Still, I got there eventually. Two people at the desk: both lovely, so I hate to quibble, but it seemed a bit like overmanning given that their job is to meet, check your NHS number and direct you to a seat.
The paperwork is minimal. One sheet of A4, with about 11 unchallenging questions requiring simple Yes/No answers. Luckily, I’ve never had allergic reactions and I’m not pregnant.
If having cancer, taking immuno-suppressant steroids for chronic wounds and being in the middle of chemotherapy aren’t complicated enough to rule me out, there can’t be too much to worry about, can there? Answers in the comment section please!
I do wonder about the speed at which these vaccines have been produced. My own experience of drug development, as a volunteer in Phase IV of a drug trial for a new type of painkiller, is that they take decades before they get to the stage of testing them on humans.
Still, here we are with three vaccines produced in record time. The queue for Pfizer jabs was amazingly short for an NHS waiting room. There were eight people in the room, all men of my age (say late fifties or early sixties), some of whom had already been seen and were being observed. I was called within ten minutes.
Two friendly, efficient nurses in the room. One explained the vaccine and answered all my questions.
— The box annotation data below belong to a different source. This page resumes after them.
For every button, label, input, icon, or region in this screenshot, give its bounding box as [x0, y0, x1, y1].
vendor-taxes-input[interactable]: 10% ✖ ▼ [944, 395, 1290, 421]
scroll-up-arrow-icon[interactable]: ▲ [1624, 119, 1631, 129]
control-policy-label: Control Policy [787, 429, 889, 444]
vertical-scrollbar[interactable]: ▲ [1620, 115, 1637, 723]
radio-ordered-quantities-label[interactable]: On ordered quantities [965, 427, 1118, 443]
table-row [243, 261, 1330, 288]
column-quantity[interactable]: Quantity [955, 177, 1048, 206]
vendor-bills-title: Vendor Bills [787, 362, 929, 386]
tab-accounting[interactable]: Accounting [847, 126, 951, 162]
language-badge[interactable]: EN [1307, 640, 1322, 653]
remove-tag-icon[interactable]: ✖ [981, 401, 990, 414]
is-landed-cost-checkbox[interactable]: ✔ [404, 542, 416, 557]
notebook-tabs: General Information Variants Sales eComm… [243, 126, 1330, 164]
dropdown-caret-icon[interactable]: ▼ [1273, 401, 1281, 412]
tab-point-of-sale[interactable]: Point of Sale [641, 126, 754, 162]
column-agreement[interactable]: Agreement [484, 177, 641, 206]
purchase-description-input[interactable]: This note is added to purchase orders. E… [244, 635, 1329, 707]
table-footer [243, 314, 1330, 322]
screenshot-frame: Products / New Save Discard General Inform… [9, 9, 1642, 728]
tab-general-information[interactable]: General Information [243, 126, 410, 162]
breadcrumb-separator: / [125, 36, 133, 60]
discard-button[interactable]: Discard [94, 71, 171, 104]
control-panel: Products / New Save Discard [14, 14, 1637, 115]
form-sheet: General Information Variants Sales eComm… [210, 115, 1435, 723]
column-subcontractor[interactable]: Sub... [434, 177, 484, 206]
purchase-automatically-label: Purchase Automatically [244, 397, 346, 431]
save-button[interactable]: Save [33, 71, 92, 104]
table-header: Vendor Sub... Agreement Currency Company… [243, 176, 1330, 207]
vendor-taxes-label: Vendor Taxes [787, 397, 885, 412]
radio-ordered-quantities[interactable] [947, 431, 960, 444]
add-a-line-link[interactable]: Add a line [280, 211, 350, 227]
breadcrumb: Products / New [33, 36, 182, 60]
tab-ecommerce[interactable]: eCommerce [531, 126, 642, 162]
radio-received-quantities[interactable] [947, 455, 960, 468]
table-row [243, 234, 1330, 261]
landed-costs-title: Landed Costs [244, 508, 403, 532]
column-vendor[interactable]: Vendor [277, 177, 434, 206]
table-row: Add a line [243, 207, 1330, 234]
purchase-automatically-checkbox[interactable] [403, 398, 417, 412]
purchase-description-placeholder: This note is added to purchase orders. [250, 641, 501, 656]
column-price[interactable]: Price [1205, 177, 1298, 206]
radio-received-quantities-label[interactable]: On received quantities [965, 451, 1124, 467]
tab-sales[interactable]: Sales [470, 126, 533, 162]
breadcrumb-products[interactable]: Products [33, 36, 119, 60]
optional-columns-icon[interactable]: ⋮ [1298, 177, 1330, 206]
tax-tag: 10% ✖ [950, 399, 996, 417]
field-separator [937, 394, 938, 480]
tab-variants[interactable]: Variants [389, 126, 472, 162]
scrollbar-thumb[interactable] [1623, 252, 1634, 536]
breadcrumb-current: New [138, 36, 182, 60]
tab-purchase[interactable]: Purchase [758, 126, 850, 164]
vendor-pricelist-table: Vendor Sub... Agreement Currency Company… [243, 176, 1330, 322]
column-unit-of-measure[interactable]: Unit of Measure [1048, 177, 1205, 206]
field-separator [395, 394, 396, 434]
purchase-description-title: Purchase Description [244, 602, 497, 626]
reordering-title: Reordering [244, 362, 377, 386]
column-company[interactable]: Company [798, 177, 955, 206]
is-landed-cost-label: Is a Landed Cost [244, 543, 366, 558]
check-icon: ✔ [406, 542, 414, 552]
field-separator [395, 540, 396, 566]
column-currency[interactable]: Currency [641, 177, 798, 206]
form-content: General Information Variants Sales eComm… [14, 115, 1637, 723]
The other tried to find out my medical history from the other hospital, which doesn’t store patient information in the same format.
I was injected and out of there in in ten minutes.
Suffered no side effects, apart from a slight ache in my shoulder. I did have agonising stomach cramps, but that was probably down to my herniated, devastated bowels (I had a stage IV tumour removed) rather than the vaccine.
It was all pretty painless and pretty efficient. If the Door Man at the main entrance could learn to send people to the right part of the hospital, it would be really good.
However in the hour I was there, they seemed to have processed only seven people. That’s not a massive hit rate.
If we are going to fight this Virus Opponent by leading with our jab, we might need to snap our punches out a lot more quickly.